侯可雖然是大儒,但考不上進士,只能靠軍功做官。
這多少有點地獄笑話。
他曾參與討伐儂智高,曾親率數十騎智退西夏軍,還曾單騎赴邊說服羌人部落歸附。
他的曾祖和祖父,本來就是北漢武將。打仗他才是家學淵源,做大儒反而屬於不務正業。
就算沒有徐來和王韶,侯可今年也會跑過來,奉韓琦之命修築熟羊寨。
侯可修築的熟羊寨,比古渭寨還更前線,直接就是在羌人地盤裡建起來的,為後來王韶收復河湟省了不少工夫。
「大人,快看!」
侯仲良指著前方。
侯可掀開車簾,望見秦州城外,聚集了大量商賈、民夫和弓箭手。
侯可遞出宣牌,對兒子說:「你去打聽一下。」
馬車靠近,侯仲良跳下。
他來到隊伍的最前方,出示宣牌問:「這些人慾往何處?」
正在負責登記的文吏說:「商賈、民戶和弓箭手,前往古渭寨。其餘民夫,到古渭寨北邊修築寨堡。」
侯可也下了馬車:「我怎沒聽說要在北邊修築寨堡?」
文吏笑笑不接話。
當然是蔡抗和徐來,又在先斬後奏,一邊修築,一邊申請。
徐來所在的古渭寨,屬於秦州防線的突出部。必須在北邊山谷築寨,擋住西夏的兵鋒,才能安心對付河湟吐蕃。
歷史上,楊文廣被韓琦調來築城,起因就是古渭寨的北部空虛,西夏軍不斷擄走歸附大宋的羌人。
當時的經略使馬仲甫不敢擅自做主,只能先請求朝廷批准築城。

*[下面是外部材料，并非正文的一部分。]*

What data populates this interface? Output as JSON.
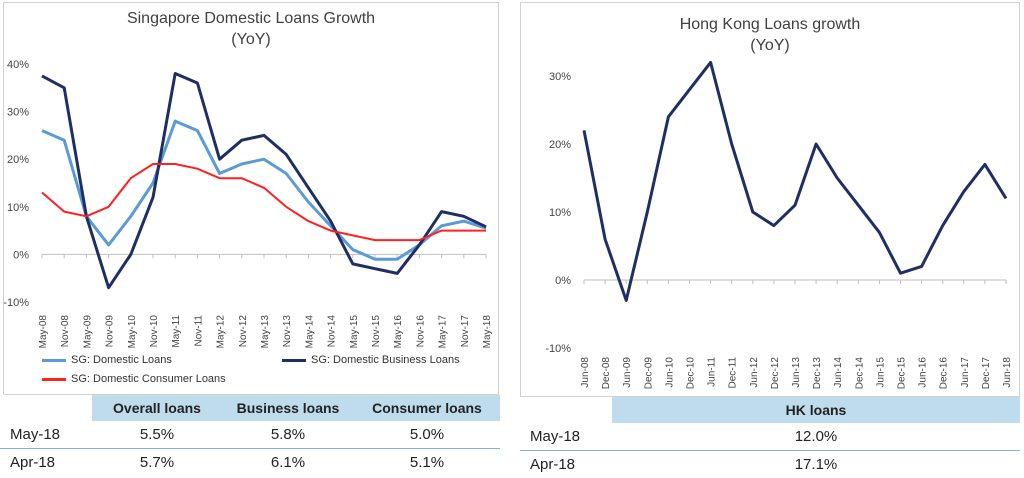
{
  "sg_chart": {
    "title_line1": "Singapore Domestic Loans Growth",
    "title_line2": "(YoY)",
    "y_ticks": [
      "40%",
      "30%",
      "20%",
      "10%",
      "0%",
      "-10%"
    ],
    "x_ticks": [
      "May-08",
      "Nov-08",
      "May-09",
      "Nov-09",
      "May-10",
      "Nov-10",
      "May-11",
      "Nov-11",
      "May-12",
      "Nov-12",
      "May-13",
      "Nov-13",
      "May-14",
      "Nov-14",
      "May-15",
      "Nov-15",
      "May-16",
      "Nov-16",
      "May-17",
      "Nov-17",
      "May-18"
    ],
    "legend": {
      "domestic": "SG: Domestic Loans",
      "business": "SG: Domestic Business Loans",
      "consumer": "SG: Domestic Consumer Loans"
    },
    "colors": {
      "domestic": "#5b9bd5",
      "business": "#1f2f63",
      "consumer": "#ff2020"
    }
  },
  "hk_chart": {
    "title_line1": "Hong Kong Loans growth",
    "title_line2": "(YoY)",
    "y_ticks": [
      "30%",
      "20%",
      "10%",
      "0%",
      "-10%"
    ],
    "x_ticks": [
      "Jun-08",
      "Dec-08",
      "Jun-09",
      "Dec-09",
      "Jun-10",
      "Dec-10",
      "Jun-11",
      "Dec-11",
      "Jun-12",
      "Dec-12",
      "Jun-13",
      "Dec-13",
      "Jun-14",
      "Dec-14",
      "Jun-15",
      "Dec-15",
      "Jun-16",
      "Dec-16",
      "Jun-17",
      "Dec-17",
      "Jun-18"
    ],
    "colors": {
      "hk": "#1f2f63"
    }
  },
  "chart_data": [
    {
      "type": "line",
      "title": "Singapore Domestic Loans Growth (YoY)",
      "x": [
        "May-08",
        "Nov-08",
        "May-09",
        "Nov-09",
        "May-10",
        "Nov-10",
        "May-11",
        "Nov-11",
        "May-12",
        "Nov-12",
        "May-13",
        "Nov-13",
        "May-14",
        "Nov-14",
        "May-15",
        "Nov-15",
        "May-16",
        "Nov-16",
        "May-17",
        "Nov-17",
        "May-18"
      ],
      "ylim": [
        -10,
        40
      ],
      "series": [
        {
          "name": "SG: Domestic Loans",
          "values": [
            26,
            24,
            8,
            2,
            8,
            15,
            28,
            26,
            17,
            19,
            20,
            17,
            11,
            6,
            1,
            -1,
            -1,
            2,
            6,
            7,
            5.5
          ]
        },
        {
          "name": "SG: Domestic Business Loans",
          "values": [
            37.5,
            35,
            8,
            -7,
            0,
            12,
            38,
            36,
            20,
            24,
            25,
            21,
            14,
            7,
            -2,
            -3,
            -4,
            2,
            9,
            8,
            5.8
          ]
        },
        {
          "name": "SG: Domestic Consumer Loans",
          "values": [
            13,
            9,
            8,
            10,
            16,
            19,
            19,
            18,
            16,
            16,
            14,
            10,
            7,
            5,
            4,
            3,
            3,
            3,
            5,
            5,
            5.0
          ]
        }
      ]
    },
    {
      "type": "line",
      "title": "Hong Kong Loans growth (YoY)",
      "x": [
        "Jun-08",
        "Dec-08",
        "Jun-09",
        "Dec-09",
        "Jun-10",
        "Dec-10",
        "Jun-11",
        "Dec-11",
        "Jun-12",
        "Dec-12",
        "Jun-13",
        "Dec-13",
        "Jun-14",
        "Dec-14",
        "Jun-15",
        "Dec-15",
        "Jun-16",
        "Dec-16",
        "Jun-17",
        "Dec-17",
        "Jun-18"
      ],
      "ylim": [
        -10,
        30
      ],
      "series": [
        {
          "name": "HK loans",
          "values": [
            22,
            6,
            -3,
            10,
            24,
            28,
            32,
            20,
            10,
            8,
            11,
            20,
            15,
            11,
            7,
            1,
            2,
            8,
            13,
            17,
            12
          ]
        }
      ]
    }
  ],
  "sg_table": {
    "headers": [
      "Overall loans",
      "Business loans",
      "Consumer loans"
    ],
    "rows": [
      {
        "label": "May-18",
        "values": [
          "5.5%",
          "5.8%",
          "5.0%"
        ]
      },
      {
        "label": "Apr-18",
        "values": [
          "5.7%",
          "6.1%",
          "5.1%"
        ]
      }
    ]
  },
  "hk_table": {
    "header": "HK loans",
    "rows": [
      {
        "label": "May-18",
        "value": "12.0%"
      },
      {
        "label": "Apr-18",
        "value": "17.1%"
      }
    ]
  }
}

就連修築幾個寨堡,居然也引來無數人反對,韓琦硬生生扛住了壓力。
現在蔡抗和徐來都膽子很大,不等西夏軍來劫掠人口,也不等朝廷正式批准,就提前徵調民夫修築寨堡。
接下來還要先斬後奏,廢除後方的一些無用寨堡,抽其駐軍和弓箭手遷到前線!
他們提前把事情做完,楊文廣估計不會再來。
可惜啊,楊文廣若是被調來,也算徐來的麾下將領。
侯可回到馬車上,不禁笑道:「好大的膽子!」
侯仲良也爬上馬車,低聲問道:「本地官員,難道是私自做主?」
「我們出京之時,一點風聲都沒收到,肯定是秦州官員私自做主,」侯可隨便一想就明白,「抵近邊境築寨是大事,如果老老實實奏報朝廷,相公們吵架都要吵一兩個月。」
侯仲良問:「通遠軍沒設通判,大人身為簽判,有監督知軍之責,要不要彈劾徐來?
「」
侯可白了兒子一眼:「你讀書讀傻了?我是來協助徐來拓邊的,又不是跑來拖他後腿的!」
「可是————」
「沒有可是。若事事都奏請朝廷,通遠軍這邊什麼都幹不成。非常之人,行非常之事,立非常之功。此權宜也!」
「我怕他連累大人。」
「我一把歲數都不怕,你年紀輕輕怕什麼?
「,」
」
侯仲良欲言又止,終究沒再說什麼。
他跟自己的親爹,其實並不很熟悉。因為他爹年輕時,南來北往到處跑。
他小時候跟著母親長大,少年時跟著表哥程頤學習,再年長些又拜入周敦頤門下。
現在父親年邁,又要遠赴邊地為官,侯仲良才專門跑來陪同。
很多時候,侯仲良難以理解父親的言行。
父子二人進城以後,徑直前往經略司衙門,拜見經略使兼知州蔡抗。
蔡抗熱情接待,讓他們跟文吏和弓箭手一起前往古渭寨。
次日,幾個文吏來拜見,帶頭的正是李慎。
李慎耗費一整個冬天,已經說服十多個族人,帶五十多個佃戶前往古渭寨。等前方安穩下來,還會把族人和佃戶的妻兒接去。
趙隆的成果更為顯著。
天水趙氏,這次出動了上百族人,以及六百多個佃戶。
張氏動員的人口,比趙氏少些,又比李氏多些。領頭者叫張世期,年約三十許,自帶戰馬、皮甲、弓箭和長槍。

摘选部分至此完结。